My second question is whether there are any terms or conditions associated with using the co-evolution computational tools from your lab? Are the terms different if we were to run these programs on a local computer here within the company (rather than submitting our sequences to the remote server)? I didn’t see any indications to that effect on the coevolution.gersteinlab.org page or in the publication, but it is an important aspect to clarify before using external software within the company, so I hope you can let me know what the rules are or suggest the person I should contact.

A:
I’ll look for an intern. There’s no conditions on the use of this software — it’s open source. Just cite us as described on the permissions page.
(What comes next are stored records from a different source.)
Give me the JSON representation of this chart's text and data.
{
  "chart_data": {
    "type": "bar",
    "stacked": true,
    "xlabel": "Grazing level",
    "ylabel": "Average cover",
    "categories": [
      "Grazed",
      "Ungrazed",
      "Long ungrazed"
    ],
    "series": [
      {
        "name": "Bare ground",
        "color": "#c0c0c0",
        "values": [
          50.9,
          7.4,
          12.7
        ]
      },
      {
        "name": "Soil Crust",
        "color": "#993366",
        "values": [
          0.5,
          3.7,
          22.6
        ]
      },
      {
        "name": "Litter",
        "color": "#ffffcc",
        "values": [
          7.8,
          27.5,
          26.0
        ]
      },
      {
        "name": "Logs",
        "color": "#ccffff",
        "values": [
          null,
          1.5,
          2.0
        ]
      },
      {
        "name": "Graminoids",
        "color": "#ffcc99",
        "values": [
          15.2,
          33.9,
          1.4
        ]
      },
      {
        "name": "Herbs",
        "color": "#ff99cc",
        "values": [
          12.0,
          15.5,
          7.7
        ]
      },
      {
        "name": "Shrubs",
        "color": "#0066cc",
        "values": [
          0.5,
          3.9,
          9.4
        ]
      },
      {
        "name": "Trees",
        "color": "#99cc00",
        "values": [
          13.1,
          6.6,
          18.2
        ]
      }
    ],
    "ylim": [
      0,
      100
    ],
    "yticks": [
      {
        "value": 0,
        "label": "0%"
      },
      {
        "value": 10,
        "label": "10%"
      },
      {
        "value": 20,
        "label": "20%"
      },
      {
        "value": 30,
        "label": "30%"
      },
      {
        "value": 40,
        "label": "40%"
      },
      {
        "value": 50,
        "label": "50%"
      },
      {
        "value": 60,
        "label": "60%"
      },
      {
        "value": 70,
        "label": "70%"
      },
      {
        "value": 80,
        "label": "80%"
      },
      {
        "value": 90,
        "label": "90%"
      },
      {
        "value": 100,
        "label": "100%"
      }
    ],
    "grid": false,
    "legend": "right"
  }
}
what kind of indels are incorporated into the diploid genome assembly of the NA12878 individual?

Q:

I would like to ask about what kind of indels are incorporated into the
diploid genome assembly of the NA12878 individual, available from your lab:

http://sv.gersteinlab.org/NA12878_diploid/NA12878_diploid_dec16.2012.zip

In the readme it says that 829,454 indels were used to construct this
genome. What makes me confused is that when I perform a BLAST search with
one 1.7 kb deletion from NA12878.2010_06.and.fosmid.deletions.phased.vcf
(P2_M_061510_21_73), it shows up in both the maternal and paternal
haplotypes. Is there any size cutoff used for the indels that have been
selected for this assembly?

A:
in the latest version no fosmid indesl/SVs were used. Only output of GATK.

list of LoF tolerant genes (140) and list of essential genes (115)

Q:
I read with great interest your exciting paper on "Interpretation of genomic variants using a unified biological network approach".
In the last section of the Results, you describe the validation of your logistic regression model using a list of 140 LoF-tolerant genes (McArthur et al 2012) and a list of 115 essential genes (Liao et 2008). Even though I also read both papers, I couldn’t really find the lists of genes mentioned above (e.g. the supplementary table of Liao’s essential genes lists 120 genes and not 115 genes)
So, I was wondering if you’d be so kind and share the list of 140 LoF-tolerant genes and the list of 115 essential genes.

A:
In our plos comp bio paper in Supplementary Table S8 – the genes with significance_score=0 (second column) are LoF-tolerant genes and genes with significance_score=3 are Essential genes. This file contains 140 LoF-tol and 115 essential genes.

I think Liao et al reports 120 essential genes but with gene id conversions we lost 5 of them.